In May, 2016, a wildfire in Northern Alberta resulted in the evacuation of about 88,000 people, including the entire city of Fort McMurray.
During his presentation Thursday at the Sheraton Centre, across the road from Toronto City Hall, Silverthorn referred to two previously-released estimates of insured losses. One – at $3.58 billion – was released in July by Insurance Bureau of Canada and Catastrophe Indices and Quantification Inc. That was a preliminary estimate compiled by CatIQ, a sister firm to MSA Research Inc. In August, Verisk Analytics Inc.’s Property Claims Services unit published a bulletin pegging insured losses at an estimated $4.67 billion.
“My guess is by year end it will fall somewhere between the two,” Silverthorn said Thursday during the market briefing.
“The vast majority of the ultimate costs” of last May’s wildfire “will be borne by insurance policies of one variety or another,” IBC vice president Bill Adams said this past July.
At the time, Adams suggested that in early summer 2013, economic losses from floods affecting southern Alberta were about $6 billion but insured losses were only about $1.7 billion due in large part to a lack of residential overland flood coverage.
This makes Fort McMurray the largest insured loss so far in Canadian history. Before 2013, the second most expensive insured loss, at $700 million was the 2011 wildfire that affected Slave Lake, Alberta, Property and Casualty Insurance Compensation Corp. said at the time. Taking top spot at that time was the 1998 ice storm affecting Eastern Canada. Slave Lake has since been knocked to fifth place (with the 2013 Alberta flood, the 1998 ice storm and the July 8, 2013 Toronto area rain storm – which cost insurers about $1 billion – ranking second, third and fourth respectively).

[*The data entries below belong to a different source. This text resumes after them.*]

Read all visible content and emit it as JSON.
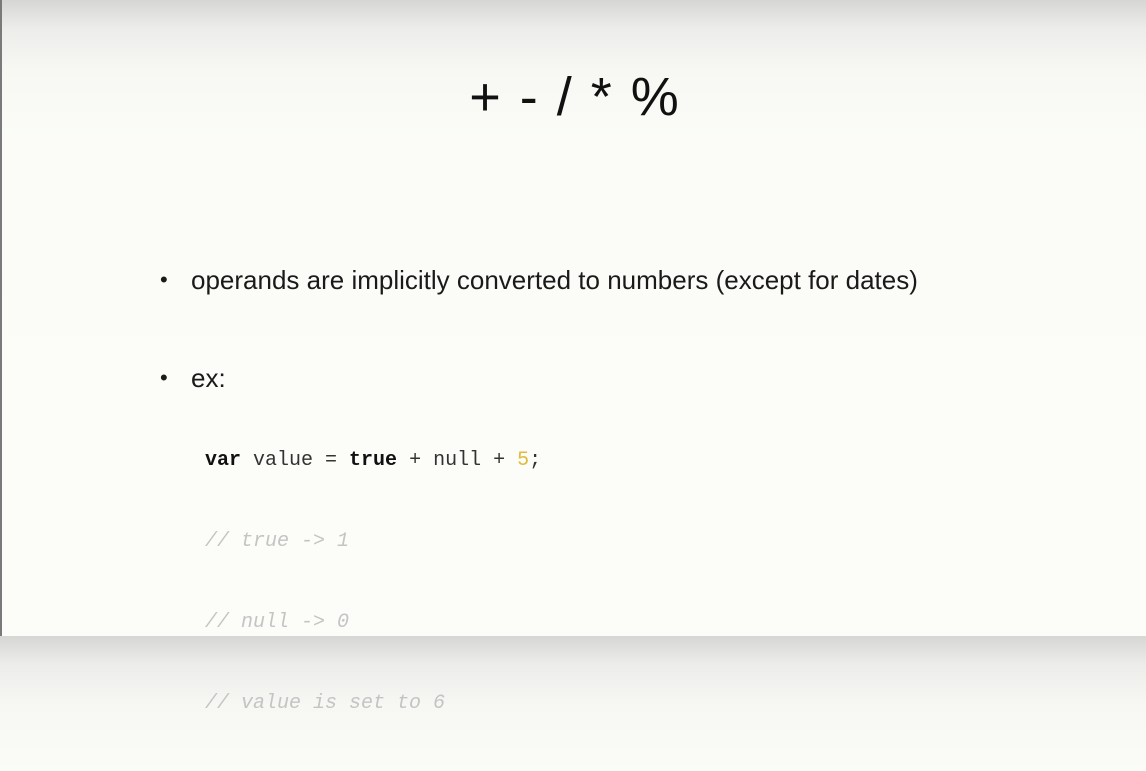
{
  "slide": {
    "title": "+ - / * %",
    "bullets": [
      {
        "marker": "•",
        "text": "operands are implicitly converted to numbers (except for dates)"
      },
      {
        "marker": "•",
        "text": "ex:"
      }
    ],
    "code": {
      "line1": {
        "kw_var": "var",
        "plain1": " value = ",
        "kw_true": "true",
        "plain2": " + null + ",
        "num": "5",
        "end": ";"
      },
      "comments": [
        "// true -> 1",
        "// null -> 0",
        "// value is set to 6"
      ]
    },
    "colors": {
      "number_literal": "#e0bc3a",
      "comment": "#c4c4c4",
      "text": "#141414"
    }
  }
}
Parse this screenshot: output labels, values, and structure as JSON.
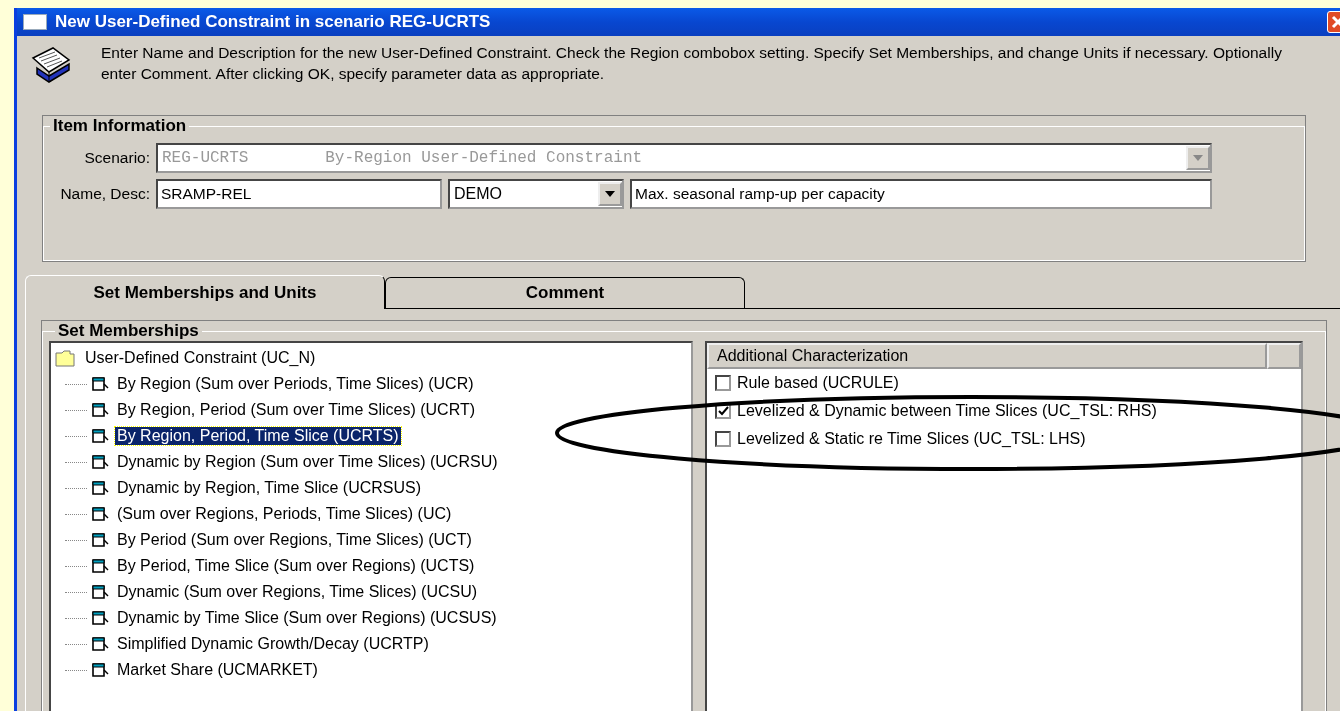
{
  "window": {
    "title": "New User-Defined Constraint in scenario REG-UCRTS"
  },
  "instructions": "Enter Name and Description for the new User-Defined Constraint. Check the Region combobox setting. Specify Set Memberships, and change Units if necessary.  Optionally enter Comment. After clicking OK, specify parameter data as appropriate.",
  "item_information": {
    "title": "Item Information",
    "scenario_label": "Scenario:",
    "scenario_value": "REG-UCRTS        By-Region User-Defined Constraint",
    "scenario_disabled": true,
    "name_label": "Name, Desc:",
    "name_value": "SRAMP-REL",
    "region_value": "DEMO",
    "description_value": "Max. seasonal ramp-up per capacity"
  },
  "tabs": [
    {
      "label": "Set Memberships and Units",
      "selected": true
    },
    {
      "label": "Comment",
      "selected": false
    }
  ],
  "set_memberships": {
    "title": "Set Memberships",
    "tree": {
      "label": "User-Defined Constraint (UC_N)",
      "expanded": true,
      "children": [
        {
          "label": "By Region (Sum over Periods, Time Slices) (UCR)",
          "selected": false
        },
        {
          "label": "By Region, Period (Sum over Time Slices) (UCRT)",
          "selected": false
        },
        {
          "label": "By Region, Period, Time Slice (UCRTS)",
          "selected": true
        },
        {
          "label": "Dynamic by Region (Sum over Time Slices) (UCRSU)",
          "selected": false
        },
        {
          "label": "Dynamic by Region, Time Slice (UCRSUS)",
          "selected": false
        },
        {
          "label": "(Sum over Regions, Periods, Time Slices) (UC)",
          "selected": false
        },
        {
          "label": "By Period (Sum over Regions, Time Slices) (UCT)",
          "selected": false
        },
        {
          "label": "By Period, Time Slice (Sum over Regions) (UCTS)",
          "selected": false
        },
        {
          "label": "Dynamic (Sum over Regions, Time Slices) (UCSU)",
          "selected": false
        },
        {
          "label": "Dynamic by Time Slice (Sum over Regions) (UCSUS)",
          "selected": false
        },
        {
          "label": "Simplified Dynamic Growth/Decay (UCRTP)",
          "selected": false
        },
        {
          "label": "Market Share (UCMARKET)",
          "selected": false
        }
      ]
    },
    "characterization": {
      "header": "Additional Characterization",
      "items": [
        {
          "label": "Rule based (UCRULE)",
          "checked": false
        },
        {
          "label": "Levelized & Dynamic between Time Slices (UC_TSL: RHS)",
          "checked": true
        },
        {
          "label": "Levelized & Static re Time Slices (UC_TSL: LHS)",
          "checked": false
        }
      ]
    }
  },
  "annotation": {
    "kind": "ellipse"
  }
}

“I think the industry has learned a lot from Slave Lake and had to take that and expand it into Fort McMurray,” Silverthorn said Thursday, suggesting the Fort McMurray disaster “was an unmodelled event.”
“They still have a long way to go to be able to really see what their exposures are,” to wildfire, Silverthorn added,
“This was an event no one expected,” Silverthorn said of Fort McMurray. “Afterwards, everyone said, ‘Well, yeah, of course it was going to happen,’ but did anyone think of it before that?”

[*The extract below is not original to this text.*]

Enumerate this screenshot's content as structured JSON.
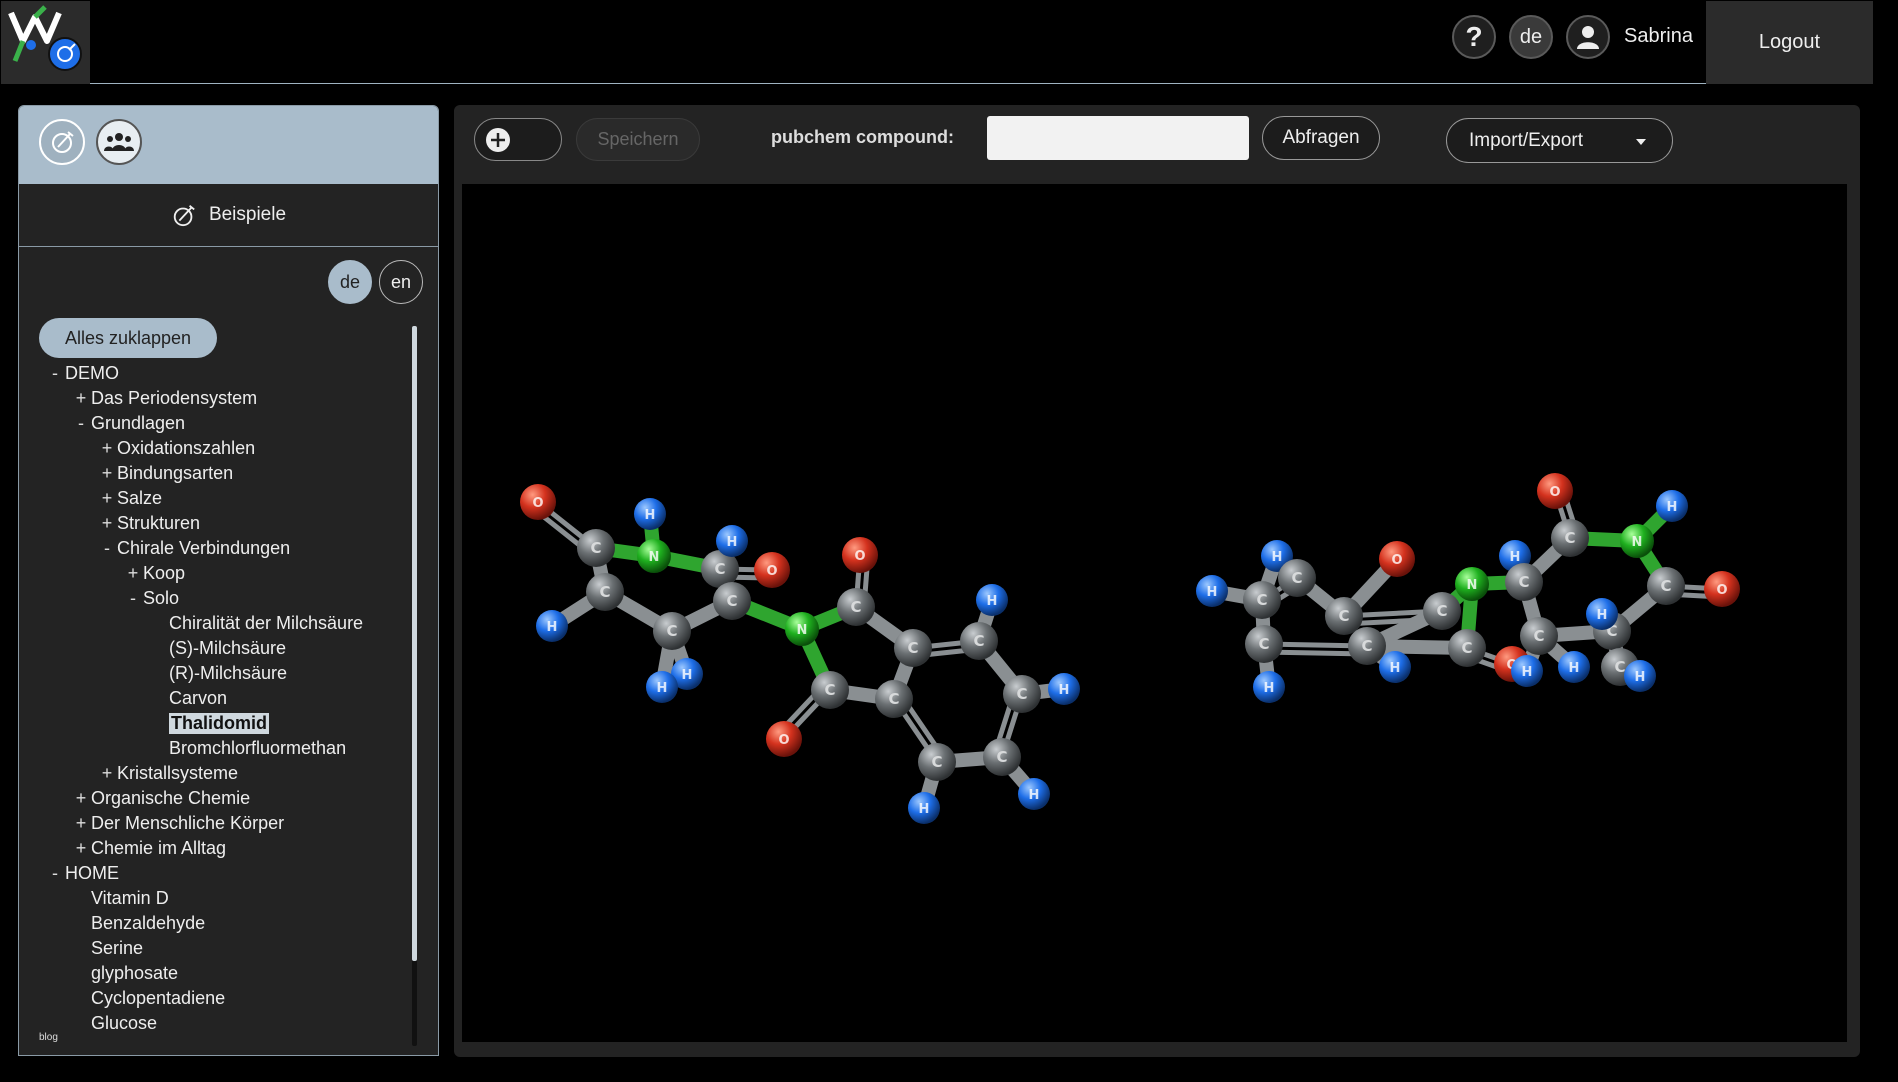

Also speaking at the A.M. Best briefing was Susan Molineux, senior financial analyst specializing in reinsurance for Oldwick, N.J.-based A.M. Best.
One estimate was that about 85% of the insured loss from Fort McMurray was covered by reinsurance, she suggested. By comparison, Molineux noted, about 60% of the insured loss from New York City’s World Trade Center (destroyed Sept. 11, 2001 after Al Qaeda operatives flew two hijacked airplanes into the twin towers) was covered by reinsurance.

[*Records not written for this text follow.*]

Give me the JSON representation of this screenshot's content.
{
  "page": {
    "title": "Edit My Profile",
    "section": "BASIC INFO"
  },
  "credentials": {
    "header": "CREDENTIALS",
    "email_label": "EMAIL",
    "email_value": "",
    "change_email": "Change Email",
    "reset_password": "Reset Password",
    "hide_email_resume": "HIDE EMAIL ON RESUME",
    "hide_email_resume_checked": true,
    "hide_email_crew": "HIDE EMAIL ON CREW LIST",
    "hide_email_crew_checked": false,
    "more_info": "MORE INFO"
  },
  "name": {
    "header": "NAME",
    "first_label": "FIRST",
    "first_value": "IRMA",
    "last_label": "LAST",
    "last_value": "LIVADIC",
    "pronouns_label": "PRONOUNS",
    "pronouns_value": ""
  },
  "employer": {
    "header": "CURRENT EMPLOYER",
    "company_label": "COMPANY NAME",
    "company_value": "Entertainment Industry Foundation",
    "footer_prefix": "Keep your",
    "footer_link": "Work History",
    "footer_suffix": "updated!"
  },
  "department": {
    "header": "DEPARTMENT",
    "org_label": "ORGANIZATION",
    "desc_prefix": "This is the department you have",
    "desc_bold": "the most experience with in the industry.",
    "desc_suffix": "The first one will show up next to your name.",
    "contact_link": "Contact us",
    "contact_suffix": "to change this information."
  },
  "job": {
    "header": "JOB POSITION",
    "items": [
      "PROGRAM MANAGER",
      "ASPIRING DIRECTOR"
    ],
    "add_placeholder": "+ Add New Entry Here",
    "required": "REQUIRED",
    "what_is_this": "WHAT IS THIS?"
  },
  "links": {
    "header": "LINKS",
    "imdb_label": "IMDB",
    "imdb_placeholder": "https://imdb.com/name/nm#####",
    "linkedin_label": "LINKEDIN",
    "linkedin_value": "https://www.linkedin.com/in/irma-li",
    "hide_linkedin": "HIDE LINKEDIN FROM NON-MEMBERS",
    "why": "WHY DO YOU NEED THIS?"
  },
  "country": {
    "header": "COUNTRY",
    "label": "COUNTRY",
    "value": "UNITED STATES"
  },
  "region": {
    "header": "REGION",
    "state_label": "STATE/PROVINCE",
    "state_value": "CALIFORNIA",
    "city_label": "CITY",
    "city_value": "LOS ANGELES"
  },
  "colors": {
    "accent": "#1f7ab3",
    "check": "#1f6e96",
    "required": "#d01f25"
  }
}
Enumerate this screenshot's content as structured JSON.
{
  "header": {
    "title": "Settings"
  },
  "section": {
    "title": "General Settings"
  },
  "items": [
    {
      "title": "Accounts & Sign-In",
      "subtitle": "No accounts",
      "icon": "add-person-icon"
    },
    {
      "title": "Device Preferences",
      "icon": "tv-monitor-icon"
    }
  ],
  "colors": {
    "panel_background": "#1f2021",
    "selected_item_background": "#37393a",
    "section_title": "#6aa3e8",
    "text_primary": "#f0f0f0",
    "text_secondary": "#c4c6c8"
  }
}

Of Fort McMurray, “the good news is that a lot of that burden was placed on the reinsurance market and in particular the global reinsurance market,” Molineux said Thursday.
Europe-based reinsurers are estimated to have covered “a little less than half of the loss” from Fort McMurray, with Bermuda-based reinsurers covering about 25%, Molineux suggested.
A.M. Best “has taken no ratings actions based on results from the Fort McMurray fire,” the company said in a Best Special Report – Canadian Review/Preview 2016 A Return to Sustainable Growth? A.M. Best suggested many of the “top” home and auto insurers writing in Alberta “have been able to absorb the losses without material impact to their risk-adjusted capital positions.” For smaller carriers writing in Alberta, “it may take more time to assess the extent of impact on profitability and capitalization measures.”
The combined ratio for the Canadian property & casualty insurance industry improved 2.9 points, from 98.5% in 2014 to 95.6% in 2015, A.M. Best said in the report.